A key challenge associated with advancing the OTC fitting methods is that their design requires extensive and costly user studies. Similar challenges also occur when comparing different self-fitting approaches. These questions will become increasingly important as more OTC HAs are commercialized. Therefore, we pose the question of whether it is possible to create metrics that we can use to assess OTC HA fitting methods without resorting to extensive user studies. We propose a new metric—population coverage—to evaluate, compare, and optimize fitting methods. The population coverage estimates how well a set of presets meets the needs of users with mild-to-moderate hearing loss, the population that would benefit from an OTC HA the most. We will develop statistical models to estimate the population coverage of a general self-fitting method given (1) statistics regarding the typical hearing loss of users in a population of interest and (2) the set of presets used in the fitting method. Moreover, we will show that it is possible to optimize various parameters of a fitting method to maximize population coverage.
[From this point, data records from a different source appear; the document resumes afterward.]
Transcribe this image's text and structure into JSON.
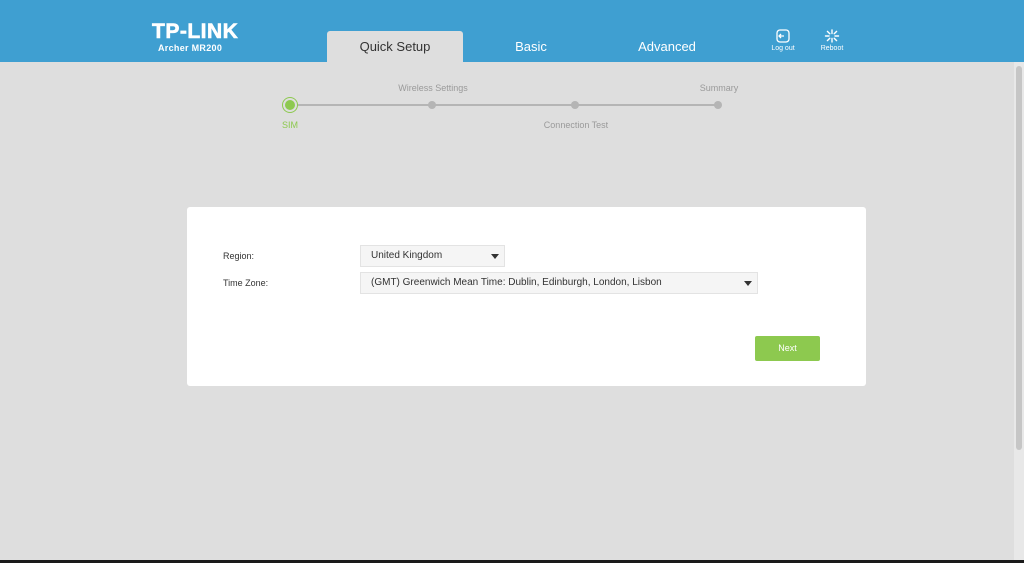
{
  "brand": {
    "logo": "TP-LINK",
    "model": "Archer MR200"
  },
  "tabs": [
    {
      "label": "Quick Setup",
      "active": true
    },
    {
      "label": "Basic",
      "active": false
    },
    {
      "label": "Advanced",
      "active": false
    }
  ],
  "header_actions": {
    "logout": {
      "label": "Log out",
      "icon": "logout-icon"
    },
    "reboot": {
      "label": "Reboot",
      "icon": "reboot-icon"
    }
  },
  "progress": {
    "steps": [
      {
        "label": "SIM",
        "active": true
      },
      {
        "label": "Wireless Settings",
        "active": false
      },
      {
        "label": "Connection Test",
        "active": false
      },
      {
        "label": "Summary",
        "active": false
      }
    ]
  },
  "form": {
    "region": {
      "label": "Region:",
      "value": "United Kingdom"
    },
    "timezone": {
      "label": "Time Zone:",
      "value": "(GMT) Greenwich Mean Time: Dublin, Edinburgh, London, Lisbon"
    },
    "next_label": "Next"
  },
  "colors": {
    "header": "#3f9fd1",
    "accent_green": "#8dc94f",
    "background": "#dedede"
  }
}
A key benefit of population coverage is that it provides a computational method to evaluate the performance of self-fitting methods. In the remainder of the paper, we describe how to use it to drive the development of two popular self-fitting approaches that use presets and sliders. We expect population coverage to be a useful design tool for the development of future self-fitting methods by allowing designers to narrow down the large space of possible gain-frequency responses to those that would benefit a population of interest. Of course, any fitting method must be evaluated through rigorous empirical studies that go beyond population coverage.
Our work builds on a line of research in audiology that aims to identify representative audiograms (or equivalently different types of hearing loss). Ciletti and Flamme (2008) used audiograms provided from two publicly available datasets and applied cluster analysis to identify audiograms representative of the US population. The audiograms within a cluster were more similar than those in different clusters. The clustering analysis results may be used to generate a set of presets by converting the centroid audiogram of each cluster to a REAR configuration using NAL-NL2. A similar approach to generating presets was proposed in Jensen et al. (2020).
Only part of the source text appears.